AOC Media has criticized Aghion for techno-optimism, an attachment to GDP growth as the headline indicator, and a limited understanding of the contemporary multi-factor environmental crisis.

=== Aghion–Howitt (1992) and the paradox of creative destruction ===
According to Ufuk Akcigit, the framework developed by Philippe Aghion and Peter Howitt in their 1992 article revolutionized the analysis of endogenous economic growth dynamics by enabling back-and-forth between theory and firm-level data, which explains the model’s prominence in the economic literature. Their approach is characterized by the introduction of the Schumpeterian mechanism of “creative destruction,” whereby innovations render old technologies obsolete (the “business-stealing” effect) and govern firm entry and exit. Innovation effort is a response to firms’ pursuit of rents. These rents act as a carrot and creative destruction as a stick; however, when rents become too large, they allow dominant firms to erect barriers to entry. At the same time, the motivation to innovate fades, and growth can slow when the stick is gone and the carrot already secured. It is notably the incorporation of firm heterogeneity that marks the originality of this paradox, allowing the study of growth dynamics depending on whether firms are small or large, incumbents or entrants, at the technological frontier or in an imitator position.
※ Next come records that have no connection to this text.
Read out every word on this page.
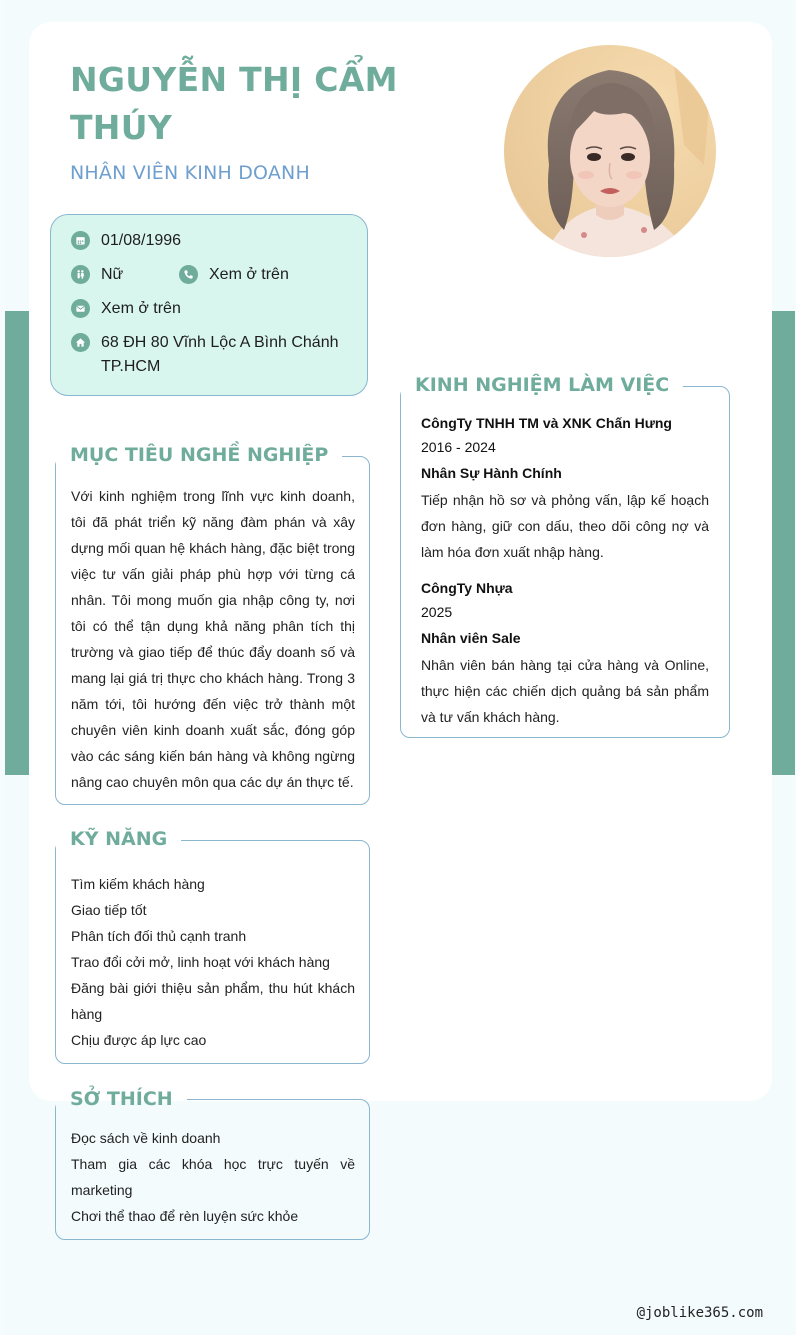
NGUYỄN THỊ CẨM THÚY
NHÂN VIÊN KINH DOANH
01/08/1996
Nữ	Xem ở trên
Xem ở trên
68 ĐH 80 Vĩnh Lộc A Bình Chánh TP.HCM
Với kinh nghiệm trong lĩnh vực kinh doanh, tôi đã phát triển kỹ năng đàm phán và xây dựng mối quan hệ khách hàng, đặc biệt trong việc tư vấn giải pháp phù hợp với từng cá nhân. Tôi mong muốn gia nhập công ty, nơi tôi có thể tận dụng khả năng phân tích thị trường và giao tiếp để thúc đẩy doanh số và mang lại giá trị thực cho khách hàng. Trong 3 năm tới, tôi hướng đến việc trở thành một chuyên viên kinh doanh xuất sắc, đóng góp vào các sáng kiến bán hàng và không ngừng nâng cao chuyên môn qua các dự án thực tế.
MỤC TIÊU NGHỀ NGHIỆP
Tìm kiếm khách hàng
Giao tiếp tốt
Phân tích đối thủ cạnh tranh
Trao đổi cởi mở, linh hoạt với khách hàng
Đăng bài giới thiệu sản phẩm, thu hút khách hàng
Chịu được áp lực cao
KỸ NĂNG
Đọc sách về kinh doanh
Tham gia các khóa học trực tuyến về marketing
Chơi thể thao để rèn luyện sức khỏe
SỞ THÍCH
CôngTy TNHH TM và XNK Chấn Hưng
2016 - 2024
Nhân Sự Hành Chính
Tiếp nhận hồ sơ và phỏng vấn, lập kế hoạch đơn hàng, giữ con dấu, theo dõi công nợ và làm hóa đơn xuất nhập hàng.
CôngTy Nhựa
2025
Nhân viên Sale
Nhân viên bán hàng tại cửa hàng và Online, thực hiện các chiến dịch quảng bá sản phẩm và tư vấn khách hàng.
KINH NGHIỆM LÀM VIỆC
@joblike365.com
=== The "Middle-Income Trap" ===

Philippe Aghion has also contributed to the analysis of the "middle-income trap," referring to the difficulty some emerging economies face in crossing the threshold to advanced-economy status. In his view, growth driven by capital accumulation and technological imitation first enables rapid catch-up but reaches its limits as countries approach the technological frontier.

== Aghion Report (2010) ==
Philippe Aghion led a working group of ten international experts whose work initially focused on an international comparison of university autonomy, and then on the implementation of campuses of academic excellence (Initiative d'excellence). A two-part report was submitted in January 2010 to the Minister of Higher Education Valérie Pécresse.

This report recommended establishing "balanced governance" in universities. Drawing on the examples of Harvard, MIT, Oxford, or Cambridge, it acknowledged that there is no single governance model.

It proposed the creation of two governing bodies at the head of universities. The first, the board of directors, would be composed mostly of external members, who would appoint a president with extensive powers. The second would be embodied in an "academic senate", a genuine forum for scientific and pedagogical proposals.

== Political views ==
As a student in France, he was a communist sympathizer.

During the 2012 French presidential election, he signed the appeal of economists supporting candidate François Hollande because of "the relevance of the proposed options, in particular with regard to the recovery of growth and employment". In 2017, he expressed his support for Emmanuel Macron.

== Honours and awards ==
=== Honours ===
- Knight of the Legion of Honour (2012)
- Officer of the Ordre national du Mérite (2018)

=== Awards ===
In 2019, Aghion and Peter Howitt received the BBVA Foundation Frontiers of Knowledge Award in Economics. He and Howitt were also awarded half of the Nobel Memorial Prize in Economic Sciences in 2025 "for the theory of sustained growth through creative destruction", the other half going to Joel Mokyr.

==Books==
- Aghion, Philippe; Antonin, Celine; Bunel, Simon (2021): The Power of Creative Destruction: Economic Upheaval and the Wealth of Nations. Harvard University Press. ISBN 978-0-674-97116-5.
- Aghion, Philippe; Howitt, Peter (2009); The Economics of Growth. MIT Press. ISBN 978-0-262-01263-8
- Aghion, Philippe; Griffith, Rachel (2006). Competition and Growth. MIT Press. ISBN 978-0-262-01218-8
- Aghion, Philippe; Durlauf, Steven N. (2005). Handbook of economic growth. 1A. Amsterdam: Elsevier. ISBN 978-0-444-52041-8.
- Aghion, Philippe; Durlauf, Steven N. (2005). Handbook of economic growth. 1B. Amsterdam: Elsevier. ISBN 978-0-444-52043-2.
- Aghion, Philippe; Howitt, Peter (1998). Endogenous growth theory. Cambridge, Massachusetts: MIT Press. ISBN 978-0-262-01166-2.